GURU Besar Fakultas Kedokteran Universitas Indonesia (FKUI) Profesor Ari Fahrial Syam belum lama ini mengumumkan dirinya baru sembuh dari covid-19. Cukup tujuh hari masa pengobatan yang dijalaninya hingga hasil tes PCR negatif covid-19.
Lewat tayangan di YouTube berjudul 'Tips Terbebas Covid-19 dalam 1 Minggu', Prof Ari membagikan rahasia bisa sembuh dalam waktu yang bisa dikatakan singkat. Apa saja rahasia itu?
Baca juga: 30 Ribu Orang Terinfeksi dalam Sehari, Kemenkes Sebut Pelacakan Masih Rendah
"Setelah hasil PCR saya dinyatakan positif, saya langsung beri tahu teman-teman dan sekretaris untuk tracing dan alhamdulillah semuanya negatif. Ini menandakan teman dan orang yang kontak erat dengan saya menjalani protokol kesehatan dengan amat baik," kata Prof Ari, dikutip dari tayangan tersebut, Rabu (7/7/2021).
Terkait obat-obatan yang dikonsumsi, Prof Ari mendapat resepnya dari rekan sejawatnya. Ada dua dokter yang mengawal pengobatan Prof Ari, yaitu dokter spesialis penyakit dalam konsultan paru dan dokter spesialis paru.

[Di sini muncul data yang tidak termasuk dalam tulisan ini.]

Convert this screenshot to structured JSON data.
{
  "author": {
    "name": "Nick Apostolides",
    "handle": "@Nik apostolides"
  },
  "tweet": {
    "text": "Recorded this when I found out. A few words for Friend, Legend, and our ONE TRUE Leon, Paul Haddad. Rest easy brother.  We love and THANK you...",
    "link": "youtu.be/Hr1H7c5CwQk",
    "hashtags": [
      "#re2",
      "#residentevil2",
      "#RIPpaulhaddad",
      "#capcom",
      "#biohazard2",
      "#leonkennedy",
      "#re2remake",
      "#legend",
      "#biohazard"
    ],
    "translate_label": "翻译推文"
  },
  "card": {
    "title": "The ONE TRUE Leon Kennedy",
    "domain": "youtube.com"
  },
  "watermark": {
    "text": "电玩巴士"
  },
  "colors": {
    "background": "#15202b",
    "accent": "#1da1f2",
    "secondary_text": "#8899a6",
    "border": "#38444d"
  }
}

"Saya langsung berkonsultasi dengan rekan saya itu, tidak lama berselang obatnya ada," kata Prof Ari yang merupakan dekan FKUI.

Ia menekankan bahwa apa yang dilakukan adalah cara yang benar untuk mendapatkan obat-obatan yaitu berkonsultasi. Dia paham betul bagaimana tata laksana covid-19, bagaimana membaca obat, karena profesinya sebagai dokter.
Namun di sini, Prof Ari memosisikan diri sebagai pasien dan karena itu penting sekali tetap berkonsultasi dengan dokter, terlebih dokter yang berkecimpung langsung dengan kasus covid-19 sehari-harinya.
Baca juga: Tumbuh Kembang Anak Tetap Harus Jadi Perhatian Orangtua di Tengah Covid-19
So, apa saja obat-obatan yang diminum Prof Ari?
- Favipiravir (antivirus)
- Azithromycin (antibiotik yang difungsikan sebagai anti-inflamasi dan imunomodulator)
- Vitamin A (400 IU)
- Vitamin D (5000 IU)
- Multivitamin yang mengandung vitamin C 750 mg dan zinc
- Dikombinasikan juga tablet vitamin C dosis 1000 mg yang non-acidic
"Alhamdulillah setelah dua atau tiga hari setelah minum obat, gejala-gejala yang saya rasakan berkurang semua," terang Prof Ari yang merupakan spesialis penyakit dalam.